Zhu Ning, deputy director and professor of finance at the Shanghai Advanced Institute of Finance, believes China is now so integrated into the global economic system that whatever that happens to its economy is headlines everywhere.
"China accounts for a quarter of global growth. We have reached a stage where you cannot fully understand the global economy without understanding the Chinese one. Countries around the world have such huge exposure to China, particularly resource exporting countries such as in Africa, Australia and Canada."
Weaker demand from China has been one of a number of factors behind the recent sudden fall in oil prices, which have slumped 15 percent over the past three months. This has hit badly a number of African countries, including Nigeria and Angola.
It has also been a major factor in this year's fall in commodity prices that has had a weakening effect on many other African economies.
Goolam Ballin, chief economist and global head of research for Standard Bank Group, based in Johannesburg, says the major concern would be if growth fell further.
"If China were to grow at 6 percent while that is nominally still a respectable rate, it would be tantamount to causing a recession in commodities markets.

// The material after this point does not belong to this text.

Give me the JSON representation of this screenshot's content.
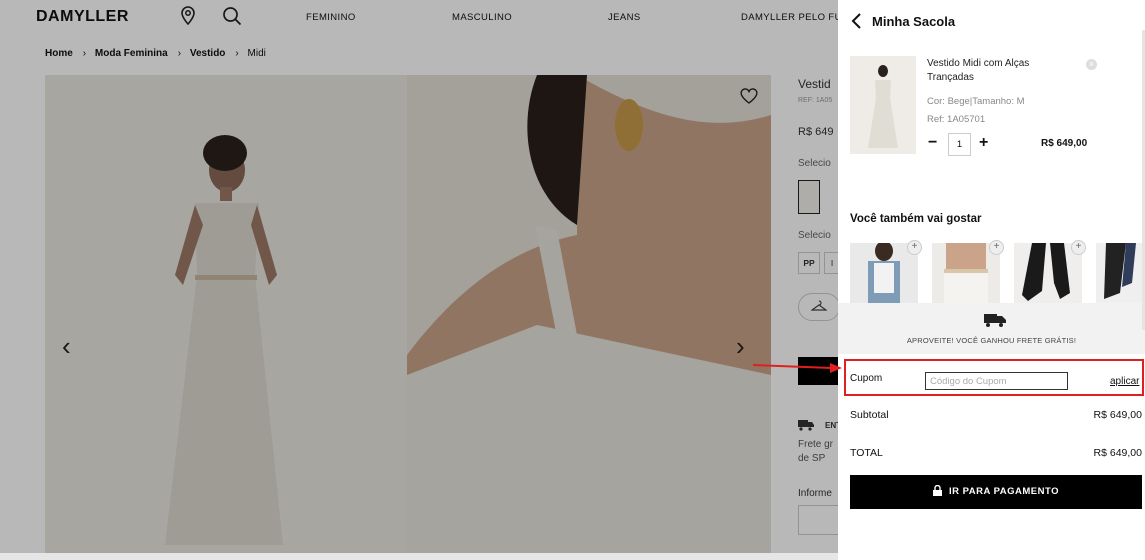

This would have a severe effect on countries like South Africa, Angola, Nigeria and the Democratic Republic of Congo. The resources economies are really at the raw end of China's nerve," he says.
But Michael Power, global strategist at Investec Asset Management, based in Cape Town, believes Africa has developed a certain resilience and is no longer so reliant on China's demand for resources.

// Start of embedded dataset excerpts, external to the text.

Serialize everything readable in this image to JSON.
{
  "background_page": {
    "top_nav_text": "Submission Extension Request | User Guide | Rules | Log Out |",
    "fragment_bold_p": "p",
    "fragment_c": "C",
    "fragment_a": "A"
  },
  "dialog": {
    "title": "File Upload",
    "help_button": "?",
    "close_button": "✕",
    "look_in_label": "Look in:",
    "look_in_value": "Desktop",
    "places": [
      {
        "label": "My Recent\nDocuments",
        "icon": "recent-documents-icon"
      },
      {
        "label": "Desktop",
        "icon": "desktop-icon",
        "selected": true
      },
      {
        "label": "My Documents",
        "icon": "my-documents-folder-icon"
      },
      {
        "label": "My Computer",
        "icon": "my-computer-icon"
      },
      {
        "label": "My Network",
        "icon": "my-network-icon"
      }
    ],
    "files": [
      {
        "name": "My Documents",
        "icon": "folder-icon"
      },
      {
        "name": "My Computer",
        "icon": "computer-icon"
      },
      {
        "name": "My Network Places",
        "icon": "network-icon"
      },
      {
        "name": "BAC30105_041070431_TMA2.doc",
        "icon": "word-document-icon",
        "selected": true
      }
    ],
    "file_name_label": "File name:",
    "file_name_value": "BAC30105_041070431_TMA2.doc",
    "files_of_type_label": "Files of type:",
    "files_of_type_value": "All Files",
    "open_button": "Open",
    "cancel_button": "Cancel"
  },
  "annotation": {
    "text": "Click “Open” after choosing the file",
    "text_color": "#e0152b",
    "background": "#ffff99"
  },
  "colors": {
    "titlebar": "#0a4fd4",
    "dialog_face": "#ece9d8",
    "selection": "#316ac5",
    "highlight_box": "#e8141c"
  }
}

"A lot of Africa is beginning to develop its own internal momentum that is no longer reliant on continued stratospheric growth for commodities. Growth in Africa is becoming increasingly driven by productivity gains domestically and supported by the demographics of being one of the few parts of the world with a young population."
He says there is increasing focus on Chinese private sector investment on the continent that has not been impacted by slowing growth that is turning parts of East Africa into a new manufacturing hub.
"Chinese companies are investing in manufacturing facilities, making textiles and shoes in Ethiopia and metal bashing in Kenya. Chinese companies are saying to the Bangladeshis and the Vietnamese that if you are going to undercut us, we are going to undercut you. They are making their products where labor costs are even lower."